Sin embargo, teniendo ya la victoria
asegurada, recurrir a una medida tan cruel solo podía interpretarse como una
forma de desahogo.
¿No podía haber optado por el
distanciamiento, el confinamiento, o juzgarla después según la ley? ¿Por qué
precisamente quemar el palacio?
¿Una sola hoguera para convertir a todos
sus parientes en cenizas?
Incluidos esos príncipes necios, que eran
sus tíos y hermanos. Incluida esa mujer sin afecto, que lo había criado y a
quien siempre llamó “madre”.
Ese método escapaba por completo a su
comprensión.
En lo racional, podía entender que el
Emperador buscaba erradicar todo peligro. Pero en lo emocional, no podía
aceptar una ruptura tan absoluta, tan cruel, tan contraria a los principios.
Un soberano así le inspiraba temor y le
parecía inaccesible. Como si vivieran en mundos distintos, sin punto de
encuentro. Recordó a Yang Liang, lo que había vivido, y comprendió que lo que
él enfrentaba ahora era casi idéntico. Por fin entendía el pensamiento de Yang
Liang: aquel hombre se había apartado poco a poco del soberano, con una
elegancia que dejaba clara su postura. Algo que pocos podían lograr.
¿Y él qué debía hacer?
¿Aferrarse a sus creencias o dejarse llevar
por la corriente? ¿Permanecer al margen o contribuir al desastre?
Sentía con más fuerza su propia debilidad.
Cuando la fe y la realidad chocaban, solo podía quedarse paralizado. Con su
experiencia y sabiduría actuales, aún no era capaz de ver más allá.
Poco a poco, las llamas se alzaban como si
fuera pleno día, iluminando hasta los cabellos y la barba.

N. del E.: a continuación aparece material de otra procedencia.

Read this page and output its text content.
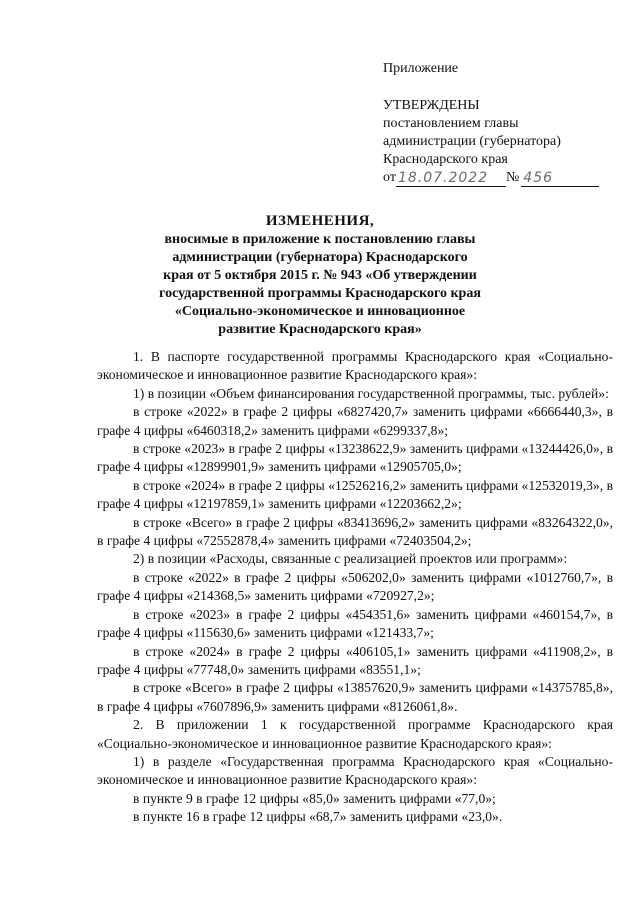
Приложение
УТВЕРЖДЕНЫ
постановлением главы
администрации (губернатора)
Краснодарского края
от 18.07.2022	№ 456
ИЗМЕНЕНИЯ,
вносимые в приложение к постановлению главы
администрации (губернатора) Краснодарского
края от 5 октября 2015 г. № 943 «Об утверждении
государственной программы Краснодарского края
«Социально-экономическое и инновационное
развитие Краснодарского края»

1. В паспорте государственной программы Краснодарского края «Социально-экономическое и инновационное развитие Краснодарского края»:

1) в позиции «Объем финансирования государственной программы, тыс. рублей»:

в строке «2022» в графе 2 цифры «6827420,7» заменить цифрами «6666440,3», в графе 4 цифры «6460318,2» заменить цифрами «6299337,8»;

в строке «2023» в графе 2 цифры «13238622,9» заменить цифрами «13244426,0», в графе 4 цифры «12899901,9» заменить цифрами «12905705,0»;

в строке «2024» в графе 2 цифры «12526216,2» заменить цифрами «12532019,3», в графе 4 цифры «12197859,1» заменить цифрами «12203662,2»;

в строке «Всего» в графе 2 цифры «83413696,2» заменить цифрами «83264322,0», в графе 4 цифры «72552878,4» заменить цифрами «72403504,2»;

2) в позиции «Расходы, связанные с реализацией проектов или программ»:

в строке «2022» в графе 2 цифры «506202,0» заменить цифрами «1012760,7», в графе 4 цифры «214368,5» заменить цифрами «720927,2»;

в строке «2023» в графе 2 цифры «454351,6» заменить цифрами «460154,7», в графе 4 цифры «115630,6» заменить цифрами «121433,7»;

в строке «2024» в графе 2 цифры «406105,1» заменить цифрами «411908,2», в графе 4 цифры «77748,0» заменить цифрами «83551,1»;

в строке «Всего» в графе 2 цифры «13857620,9» заменить цифрами «14375785,8», в графе 4 цифры «7607896,9» заменить цифрами «8126061,8».

2. В приложении 1 к государственной программе Краснодарского края «Социально-экономическое и инновационное развитие Краснодарского края»:

1) в разделе «Государственная программа Краснодарского края «Социально-экономическое и инновационное развитие Краснодарского края»:

в пункте 9 в графе 12 цифры «85,0» заменить цифрами «77,0»;

в пункте 16 в графе 12 цифры «68,7» заменить цифрами «23,0».
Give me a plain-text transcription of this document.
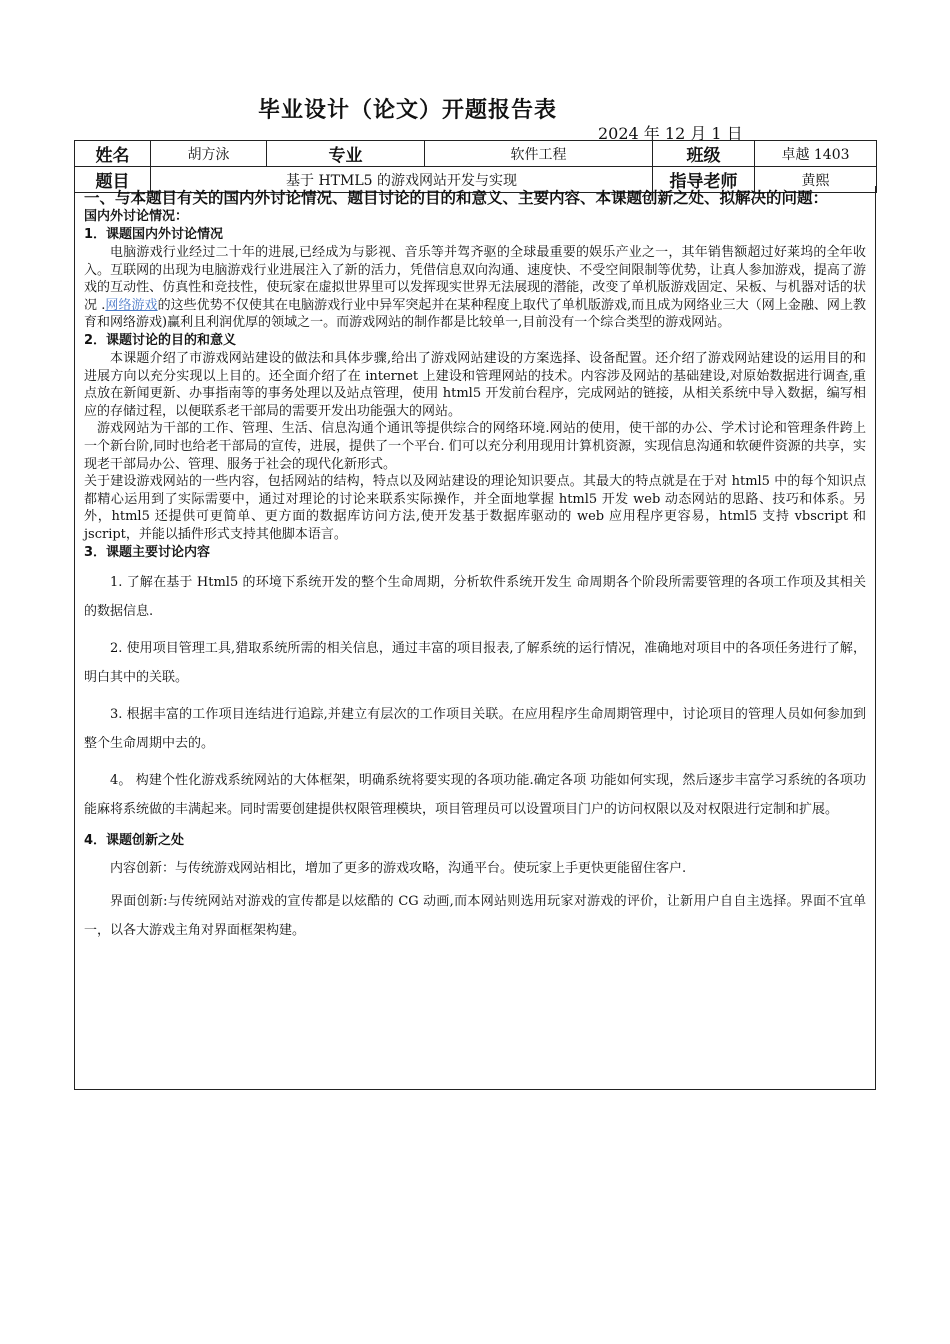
毕业设计（论文）开题报告表
2024 年 12 月 1 日
姓名	胡方泳	专业	软件工程	班级	卓越 1403
题目	基于 HTML5 的游戏网站开发与实现			指导老师	黄熙

一、与本题目有关的国内外讨论情况、题目讨论的目的和意义、主要内容、本课题创新之处、拟解决的问题：

国内外讨论情况：

1．课题国内外讨论情况

电脑游戏行业经过二十年的进展,已经成为与影视、音乐等并驾齐驱的全球最重要的娱乐产业之一，其年销售额超过好莱坞的全年收入。互联网的出现为电脑游戏行业进展注入了新的活力，凭借信息双向沟通、速度快、不受空间限制等优势，让真人参加游戏，提高了游戏的互动性、仿真性和竞技性，使玩家在虚拟世界里可以发挥现实世界无法展现的潜能，改变了单机版游戏固定、呆板、与机器对话的状况 .网络游戏的这些优势不仅使其在电脑游戏行业中异军突起并在某种程度上取代了单机版游戏,而且成为网络业三大（网上金融、网上教育和网络游戏)赢利且利润优厚的领域之一。而游戏网站的制作都是比较单一,目前没有一个综合类型的游戏网站。

2．课题讨论的目的和意义

本课题介绍了市游戏网站建设的做法和具体步骤,给出了游戏网站建设的方案选择、设备配置。还介绍了游戏网站建设的运用目的和进展方向以充分实现以上目的。还全面介绍了在 internet 上建设和管理网站的技术。内容涉及网站的基础建设,对原始数据进行调查,重点放在新闻更新、办事指南等的事务处理以及站点管理，使用 html5 开发前台程序，完成网站的链接，从相关系统中导入数据，编写相应的存储过程，以便联系老干部局的需要开发出功能强大的网站。

游戏网站为干部的工作、管理、生活、信息沟通个通讯等提供综合的网络环境.网站的使用，使干部的办公、学术讨论和管理条件跨上一个新台阶,同时也给老干部局的宣传，进展，提供了一个平台. 们可以充分利用现用计算机资源，实现信息沟通和软硬件资源的共享，实现老干部局办公、管理、服务于社会的现代化新形式。

关于建设游戏网站的一些内容，包括网站的结构，特点以及网站建设的理论知识要点。其最大的特点就是在于对 html5 中的每个知识点都精心运用到了实际需要中，通过对理论的讨论来联系实际操作，并全面地掌握 html5 开发 web 动态网站的思路、技巧和体系。另外，html5 还提供可更简单、更方面的数据库访问方法,使开发基于数据库驱动的 web 应用程序更容易，html5 支持 vbscript 和 jscript，并能以插件形式支持其他脚本语言。

3．课题主要讨论内容

1. 了解在基于 Html5 的环境下系统开发的整个生命周期，分析软件系统开发生 命周期各个阶段所需要管理的各项工作项及其相关的数据信息.

2. 使用项目管理工具,猎取系统所需的相关信息，通过丰富的项目报表,了解系统的运行情况，准确地对项目中的各项任务进行了解，明白其中的关联。

3. 根据丰富的工作项目连结进行追踪,并建立有层次的工作项目关联。在应用程序生命周期管理中，讨论项目的管理人员如何参加到整个生命周期中去的。

4。 构建个性化游戏系统网站的大体框架，明确系统将要实现的各项功能.确定各项 功能如何实现，然后逐步丰富学习系统的各项功能麻将系统做的丰满起来。同时需要创建提供权限管理模块，项目管理员可以设置项目门户的访问权限以及对权限进行定制和扩展。

4．课题创新之处

内容创新：与传统游戏网站相比，增加了更多的游戏攻略，沟通平台。使玩家上手更快更能留住客户.

界面创新:与传统网站对游戏的宣传都是以炫酷的 CG 动画,而本网站则选用玩家对游戏的评价，让新用户自自主选择。界面不宜单一，以各大游戏主角对界面框架构建。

Él mantenía la cabeza baja, evitando mirar
hacia la luz.
Así permaneció un buen rato, hasta que de
pronto oyó pasos sigilosos detrás. Se giró bruscamente. Una joven salía de
detrás de la roca ornamental. Al ver que había alguien allí, se sobresaltó casi
dando un salto.
Chen Zeming frunció el ceño al mirar a la
doncella. Le resultaba familiar. La observó un momento y dijo:
—¿Eres
tú?
Era Xiaohong, la sirvienta personal de
Yinyin. No se sabía por qué andaba vagando por el palacio a esas horas.
Al reconocerlo, Xiaohong logró calmarse un
poco. Alzó la vista hacia las llamas y murmuró con voz temblorosa:
—La…
la señora me envió a ver…
qué causaba tanto alboroto…
Al oír que se trataba de su prima, el
corazón de Chen Zeming se agitó aún más, y de pronto sintió que el rostro le
ardía. Por fortuna, estaba de espaldas a la luz, y quizás Xiaohong no lo notó.
Desde que sanó de su enfermedad, hacía
mucho que no pensaba en aquella prima hermana. Cuando sus padres la mencionaban
de vez en cuando, él desviaba el tema de inmediato. Pero ahora, de pronto, los
dulces recuerdos que solía atesorar con tanto cuidado se convirtieron en una
tortura insoportable. Cada vez que evocaba el pasado, inevitablemente le venía
a la mente aquella noche… y lo que ella pudo haber visto. Sin embargo, no podía
evitar preguntarse: ¿qué imagen de él quedó grabada en sus ojos?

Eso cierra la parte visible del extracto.